Trace-based Testing the OpenTelemetry Demo
With contributions from Adnan Rahić and Ken Hamric.
The OpenTelemetry Demo is a system that simulates a Telescope Shop, consisting of multiple microservices written in different languages, each handling a specific capability of this distributed system. Its purpose is to demonstrate how OpenTelemetry tools and SDKs can be used in an application to obtain telemetry for monitoring results and even to track problems across multiple services.
One challenge when maintaining the demo is to add new features to the ecosystem and guarantee that the current features and telemetry work as intended. Thinking about this issue a few months ago, the OpenTelemetry Demo team started a discussion to prevent future system changes from having unwanted outcomes to the microservices results and its telemetry. This resulted in adding trace-based tests to the demo.
This article describes how trace-based tests were added to the OpenTelemetry Demo. It discusses the challenges we faced while building it, the outcomes, and how it can help the OpenTelemetry community test the demo and add features with greater confidence.
What is a trace-based test?
Trace-based testing is a type of testing that validates a system’s behavior by triggering an operation against the system and validating its result by checking the system output with the emitted traces generated by the system during this call.
This term was popularized by Ted Young in the talk Trace Driven Development: Unifying Testing and Observability at KubeCon North America 2018.
To perform a trace-based test, we execute an operation against the system, which generates a trace, following these steps:
- Trigger an operation against the system and collect its output and trace ID generated from the operation.
- Wait for the system to report the entire trace to the telemetry data store;
- Collect the trace data generated by the system during the operation. This data should include timing information, as well as any errors or exceptions encountered.
- Validate the operation output and the trace data by checking it against the expected results. This involves analyzing the trace data to ensure the system behaved as expected and the output was correct.
- If the trace data does not match the expected results, the test should fail. With the trace data in hand, the developer can investigate the issue and make necessary changes to the system or the test.
These types of tests allow the testing of multiple components in distributed systems simultaneously, ensuring that they work together correctly. It also provides a way to test the system’s behavior in response to real-world conditions, such as failures or slow response times from external services.

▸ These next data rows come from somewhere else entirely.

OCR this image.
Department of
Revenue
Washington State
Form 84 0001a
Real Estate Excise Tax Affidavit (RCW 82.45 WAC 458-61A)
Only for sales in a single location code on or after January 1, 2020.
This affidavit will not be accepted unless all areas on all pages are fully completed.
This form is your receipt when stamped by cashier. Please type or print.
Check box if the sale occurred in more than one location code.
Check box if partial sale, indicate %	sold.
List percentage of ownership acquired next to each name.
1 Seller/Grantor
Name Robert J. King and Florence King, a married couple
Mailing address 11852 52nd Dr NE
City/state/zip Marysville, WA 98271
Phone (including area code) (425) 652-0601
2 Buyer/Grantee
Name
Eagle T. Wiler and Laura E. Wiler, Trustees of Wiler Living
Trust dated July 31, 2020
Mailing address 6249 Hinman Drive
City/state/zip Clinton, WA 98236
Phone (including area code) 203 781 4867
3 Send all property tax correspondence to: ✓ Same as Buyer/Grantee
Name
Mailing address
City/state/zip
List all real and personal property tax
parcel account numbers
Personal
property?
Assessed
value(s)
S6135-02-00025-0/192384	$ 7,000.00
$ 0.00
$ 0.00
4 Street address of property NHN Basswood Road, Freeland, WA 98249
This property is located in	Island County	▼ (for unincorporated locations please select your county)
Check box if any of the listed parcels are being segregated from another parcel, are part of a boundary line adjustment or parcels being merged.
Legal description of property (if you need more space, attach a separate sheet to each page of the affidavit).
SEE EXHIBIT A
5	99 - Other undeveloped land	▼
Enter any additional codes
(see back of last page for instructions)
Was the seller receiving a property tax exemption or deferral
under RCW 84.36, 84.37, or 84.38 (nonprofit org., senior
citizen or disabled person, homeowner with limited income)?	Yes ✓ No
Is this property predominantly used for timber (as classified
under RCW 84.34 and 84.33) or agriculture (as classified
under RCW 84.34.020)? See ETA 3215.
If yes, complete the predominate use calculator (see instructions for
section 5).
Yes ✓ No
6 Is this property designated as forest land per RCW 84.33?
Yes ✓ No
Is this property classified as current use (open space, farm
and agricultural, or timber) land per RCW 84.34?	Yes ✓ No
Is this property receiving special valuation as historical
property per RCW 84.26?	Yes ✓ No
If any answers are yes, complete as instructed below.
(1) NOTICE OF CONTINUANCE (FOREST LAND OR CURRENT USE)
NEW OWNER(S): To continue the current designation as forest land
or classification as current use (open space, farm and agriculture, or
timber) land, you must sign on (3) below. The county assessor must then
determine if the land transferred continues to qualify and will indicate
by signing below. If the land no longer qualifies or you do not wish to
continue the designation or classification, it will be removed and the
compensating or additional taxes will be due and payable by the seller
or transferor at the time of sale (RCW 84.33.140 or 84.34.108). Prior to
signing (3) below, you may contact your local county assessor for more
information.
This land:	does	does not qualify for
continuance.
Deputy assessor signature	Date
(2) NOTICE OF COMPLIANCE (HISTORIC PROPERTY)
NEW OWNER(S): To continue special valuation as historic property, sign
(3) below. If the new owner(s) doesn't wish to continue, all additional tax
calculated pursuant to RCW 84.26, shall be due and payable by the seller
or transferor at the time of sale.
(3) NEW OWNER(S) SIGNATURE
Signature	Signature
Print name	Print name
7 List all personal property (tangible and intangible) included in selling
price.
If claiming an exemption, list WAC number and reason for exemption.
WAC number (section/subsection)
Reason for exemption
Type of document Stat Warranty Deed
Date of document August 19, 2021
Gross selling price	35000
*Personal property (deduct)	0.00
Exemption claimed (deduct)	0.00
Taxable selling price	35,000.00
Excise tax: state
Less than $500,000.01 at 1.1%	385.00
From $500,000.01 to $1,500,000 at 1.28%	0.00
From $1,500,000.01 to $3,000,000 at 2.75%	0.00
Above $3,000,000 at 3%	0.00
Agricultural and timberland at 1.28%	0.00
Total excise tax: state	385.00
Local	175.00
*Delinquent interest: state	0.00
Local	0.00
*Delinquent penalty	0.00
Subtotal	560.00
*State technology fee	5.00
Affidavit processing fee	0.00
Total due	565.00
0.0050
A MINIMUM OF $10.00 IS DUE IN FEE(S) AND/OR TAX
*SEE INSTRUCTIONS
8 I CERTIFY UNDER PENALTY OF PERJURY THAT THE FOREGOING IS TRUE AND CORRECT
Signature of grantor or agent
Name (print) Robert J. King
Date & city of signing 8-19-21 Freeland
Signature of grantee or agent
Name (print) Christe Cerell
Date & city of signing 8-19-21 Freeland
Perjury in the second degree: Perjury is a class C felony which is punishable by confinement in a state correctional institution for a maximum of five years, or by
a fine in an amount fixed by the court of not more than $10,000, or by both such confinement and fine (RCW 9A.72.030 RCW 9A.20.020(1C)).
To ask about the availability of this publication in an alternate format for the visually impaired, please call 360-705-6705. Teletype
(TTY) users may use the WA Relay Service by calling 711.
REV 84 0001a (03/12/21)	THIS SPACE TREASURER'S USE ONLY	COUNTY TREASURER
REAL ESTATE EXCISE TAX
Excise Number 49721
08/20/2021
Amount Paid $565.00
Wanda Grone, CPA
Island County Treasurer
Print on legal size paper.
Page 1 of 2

Creating trace-based tests for the OpenTelemetry Demo
In the OpenTelemetry Demo, we included trace-based tests to verify that system changes do not result in unwanted outcomes in both the results and telemetry. Our testing mainly focused on the services involved in the main workflow of the system, which includes:
- A user navigating to the shop
- Selecting a product
- Deciding to make a purchase
- Completing the checkout process
We structured two types of tests based on tests that currently exist in the demo:
- Integration tests
- End-to-end tests
The tests are organized into 26 trace-based tests for 10 services, which can be
found
here.
These trace-based tests in the tracetesting
directory are ported from AVA and
Cypress and test both the operation outcome and the traces.
Integration tests
The integration tests are based on AVA tests. In these tests, we trigger endpoints in each microservice in the system, validate their responses, and ensure that the resulting observability trace matches the expected behavior.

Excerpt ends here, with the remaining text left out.